If you want to do it, this is how i do the maths.

600Lt X 4.19KJ/Kg.K X 50°C = 104.75 kWh
time 3600

so if you have a heatpump of say 10kW the sum is then 104.75 kWh / 10kW = 10H 47min 50 secs to heat up 600Ltr tank
To calculate the losses of say 2°C a day you do the same as above and top it up by the previus.
you become than 104,75 kWh + 1,39 kWh = 106,14 kWh

That is if you use the 600Ltr water a day.
Otherwise it is the amount of Kwh needed to heat the tank for the first time and then calculate the amount of water/ day is used. You can come to now this bi putting a metering device on the cold water line.

Hope this was usefull?

Ice

mad fridgie
19-10-2012, 10:36 AM
Do not mix flow temps and total water mass.

So heating 600L of water is around 35Kwhr, so your run time is about right.

The heat pump flow rate will be multi-pass (the water only rises in temp by a very little), on would hope your are not loosing 5C when flowing!

Tayters
20-10-2012, 12:32 AM
Thanks for the replies all.

Tesla: good idea about the waste water, wouldn't have considered that one.

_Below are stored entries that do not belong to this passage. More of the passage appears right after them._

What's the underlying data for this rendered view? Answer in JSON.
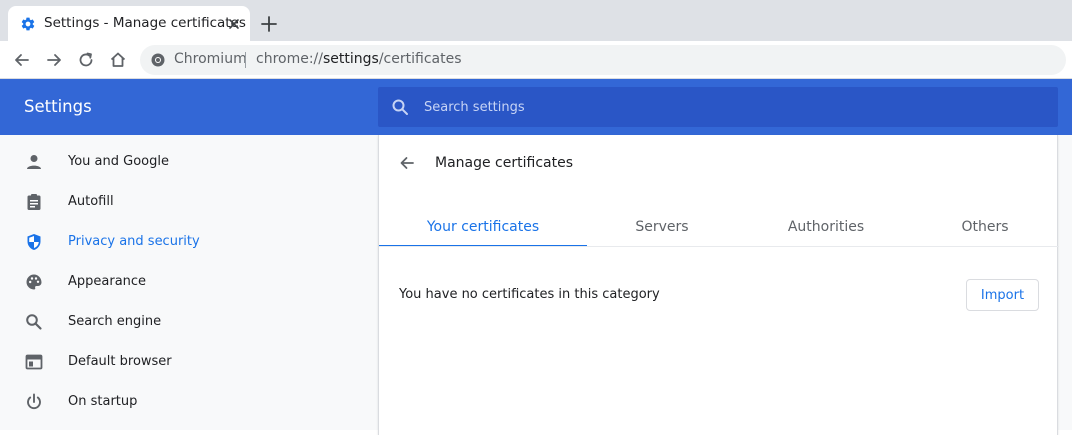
{
  "browser": {
    "tab": {
      "title": "Settings - Manage certificates"
    },
    "address_bar": {
      "chip": "Chromium",
      "url_scheme": "chrome://",
      "url_host": "settings",
      "url_path": "/certificates"
    }
  },
  "header": {
    "title": "Settings",
    "search_placeholder": "Search settings"
  },
  "sidebar": {
    "items": [
      {
        "label": "You and Google",
        "icon": "person-icon"
      },
      {
        "label": "Autofill",
        "icon": "clipboard-icon"
      },
      {
        "label": "Privacy and security",
        "icon": "shield-icon",
        "active": true
      },
      {
        "label": "Appearance",
        "icon": "palette-icon"
      },
      {
        "label": "Search engine",
        "icon": "search-icon"
      },
      {
        "label": "Default browser",
        "icon": "browser-window-icon"
      },
      {
        "label": "On startup",
        "icon": "power-icon"
      }
    ]
  },
  "main": {
    "title": "Manage certificates",
    "tabs": [
      {
        "label": "Your certificates",
        "active": true
      },
      {
        "label": "Servers"
      },
      {
        "label": "Authorities"
      },
      {
        "label": "Others"
      }
    ],
    "empty_message": "You have no certificates in this category",
    "import_label": "Import"
  },
  "colors": {
    "header_bg": "#3367d6",
    "search_bg": "#2a56c6",
    "accent": "#1a73e8",
    "tabstrip_bg": "#dee1e6"
  }
}
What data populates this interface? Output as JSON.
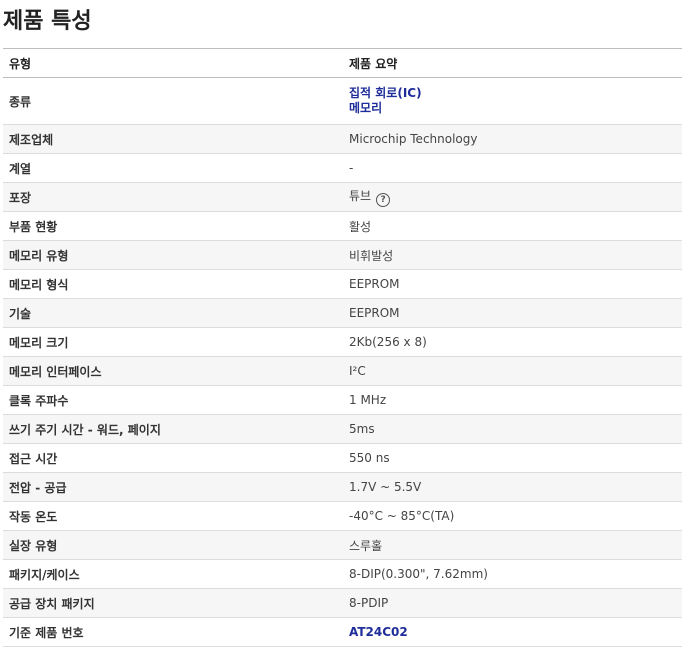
{
  "page_title": "제품 특성",
  "header": {
    "col_type": "유형",
    "col_summary": "제품 요약"
  },
  "rows": [
    {
      "attr": "종류",
      "links": [
        "집적 회로(IC)",
        "메모리"
      ]
    },
    {
      "attr": "제조업체",
      "value": "Microchip Technology"
    },
    {
      "attr": "계열",
      "value": "-"
    },
    {
      "attr": "포장",
      "value": "튜브",
      "icon": "help-circle-icon",
      "icon_glyph": "?"
    },
    {
      "attr": "부품 현황",
      "value": "활성"
    },
    {
      "attr": "메모리 유형",
      "value": "비휘발성"
    },
    {
      "attr": "메모리 형식",
      "value": "EEPROM"
    },
    {
      "attr": "기술",
      "value": "EEPROM"
    },
    {
      "attr": "메모리 크기",
      "value": "2Kb(256 x 8)"
    },
    {
      "attr": "메모리 인터페이스",
      "value": "I²C"
    },
    {
      "attr": "클록 주파수",
      "value": "1 MHz"
    },
    {
      "attr": "쓰기 주기 시간 - 워드, 페이지",
      "value": "5ms"
    },
    {
      "attr": "접근 시간",
      "value": "550 ns"
    },
    {
      "attr": "전압 - 공급",
      "value": "1.7V ~ 5.5V"
    },
    {
      "attr": "작동 온도",
      "value": "-40°C ~ 85°C(TA)"
    },
    {
      "attr": "실장 유형",
      "value": "스루홀"
    },
    {
      "attr": "패키지/케이스",
      "value": "8-DIP(0.300\", 7.62mm)"
    },
    {
      "attr": "공급 장치 패키지",
      "value": "8-PDIP"
    },
    {
      "attr": "기준 제품 번호",
      "link_value": "AT24C02"
    }
  ],
  "colors": {
    "link": "#1f2d9a",
    "row_shade": "#f6f6f6",
    "border": "#dcdcdc"
  }
}
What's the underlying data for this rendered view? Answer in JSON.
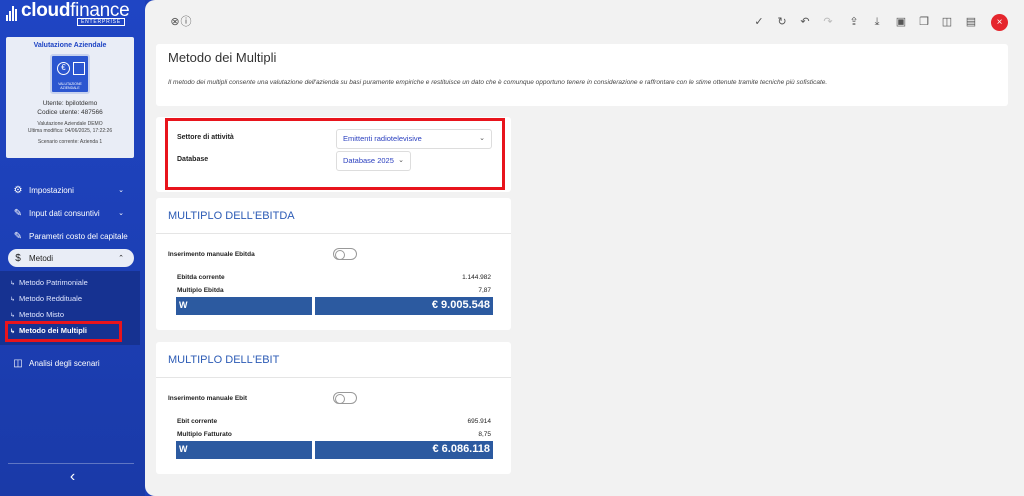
{
  "brand": {
    "name_bold": "cloud",
    "name_light": "finance",
    "tag": "ENTERPRISE"
  },
  "card": {
    "title": "Valutazione Aziendale",
    "icon_caption": "VALUTAZIONE AZIENDALE",
    "user": "Utente: bpilotdemo",
    "code": "Codice utente: 487566",
    "meta1": "Valutazione Aziendale DEMO",
    "meta2": "Ultima modifica: 04/06/2025, 17:22:26",
    "scenario": "Scenario corrente: Azienda 1"
  },
  "nav": {
    "impostazioni": "Impostazioni",
    "input": "Input dati consuntivi",
    "parametri": "Parametri costo del capitale",
    "metodi": "Metodi",
    "sub": [
      "Metodo Patrimoniale",
      "Metodo Reddituale",
      "Metodo Misto",
      "Metodo dei Multipli"
    ],
    "analisi": "Analisi degli scenari",
    "collapse": "‹"
  },
  "header": {
    "title": "Metodo dei Multipli",
    "description": "Il metodo dei multipli consente una valutazione dell'azienda su basi puramente empiriche e restituisce un dato che è comunque opportuno tenere in considerazione e raffrontare con le stime ottenute tramite tecniche più sofisticate."
  },
  "settings": {
    "sector_label": "Settore di attività",
    "sector_value": "Emittenti radiotelevisive",
    "database_label": "Database",
    "database_value": "Database 2025"
  },
  "ebitda": {
    "title": "MULTIPLO DELL'EBITDA",
    "manual_label": "Inserimento manuale Ebitda",
    "manual_on": false,
    "rows": [
      {
        "label": "Ebitda corrente",
        "value": "1.144.982"
      },
      {
        "label": "Multiplo Ebitda",
        "value": "7,87"
      }
    ],
    "w_label": "W",
    "w_value": "€ 9.005.548"
  },
  "ebit": {
    "title": "MULTIPLO DELL'EBIT",
    "manual_label": "Inserimento manuale Ebit",
    "manual_on": false,
    "rows": [
      {
        "label": "Ebit corrente",
        "value": "695.914"
      },
      {
        "label": "Multiplo Fatturato",
        "value": "8,75"
      }
    ],
    "w_label": "W",
    "w_value": "€ 6.086.118"
  },
  "toolbar": {
    "left": [
      "grid-icon",
      "help-icon"
    ],
    "right": [
      "check-icon",
      "refresh-icon",
      "undo-icon",
      "redo-icon",
      "upload-icon",
      "download-icon",
      "save-icon",
      "copy-icon",
      "columns-icon",
      "notes-icon"
    ],
    "close": "×"
  },
  "colors": {
    "accent": "#1f45c4",
    "highlight": "#e8141c",
    "result_bar": "#2c5aa0"
  }
}
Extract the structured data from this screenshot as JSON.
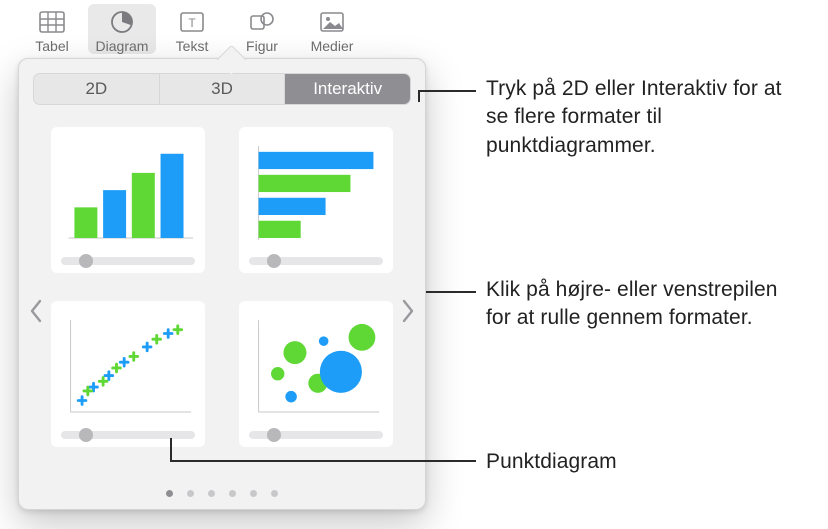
{
  "toolbar": {
    "items": [
      {
        "label": "Tabel",
        "name": "table-icon"
      },
      {
        "label": "Diagram",
        "name": "chart-icon"
      },
      {
        "label": "Tekst",
        "name": "text-icon"
      },
      {
        "label": "Figur",
        "name": "shape-icon"
      },
      {
        "label": "Medier",
        "name": "media-icon"
      }
    ],
    "active_index": 1
  },
  "panel": {
    "segments": [
      "2D",
      "3D",
      "Interaktiv"
    ],
    "selected_segment_index": 2,
    "pages": 6,
    "active_page_index": 0,
    "thumbs": [
      {
        "name": "column-chart-thumb"
      },
      {
        "name": "bar-chart-thumb"
      },
      {
        "name": "scatter-chart-thumb"
      },
      {
        "name": "bubble-chart-thumb"
      }
    ]
  },
  "callouts": {
    "c1": "Tryk på 2D eller Interaktiv for at se flere formater til punktdiagrammer.",
    "c2": "Klik på højre- eller venstrepilen for at rulle gennem formater.",
    "c3": "Punktdiagram"
  },
  "colors": {
    "blue": "#1d9df7",
    "green": "#5fd835",
    "track": "#e6e6e8"
  }
}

Yes if you manage to get the file that would be great.

Ice: Yes, useful thanks. It confirms my working although is that equation right as I get a different answer with those figures of 34.83kWh? When I divide that by 7.1 though I end up with 4.9hrs so i suppose we have worked out the same thing different ways.

MF: Ha, 5K was an (un)educated guess of loss through the hot water tank. Never played with a system but I take it then water though the outdoor HE will start off low and gradually build up temp? Are you saying then that the first way is correct and the second with the flow rate is the wrong method? Thinking about it you would mass flow if working out the heat emmited from a radiator for example?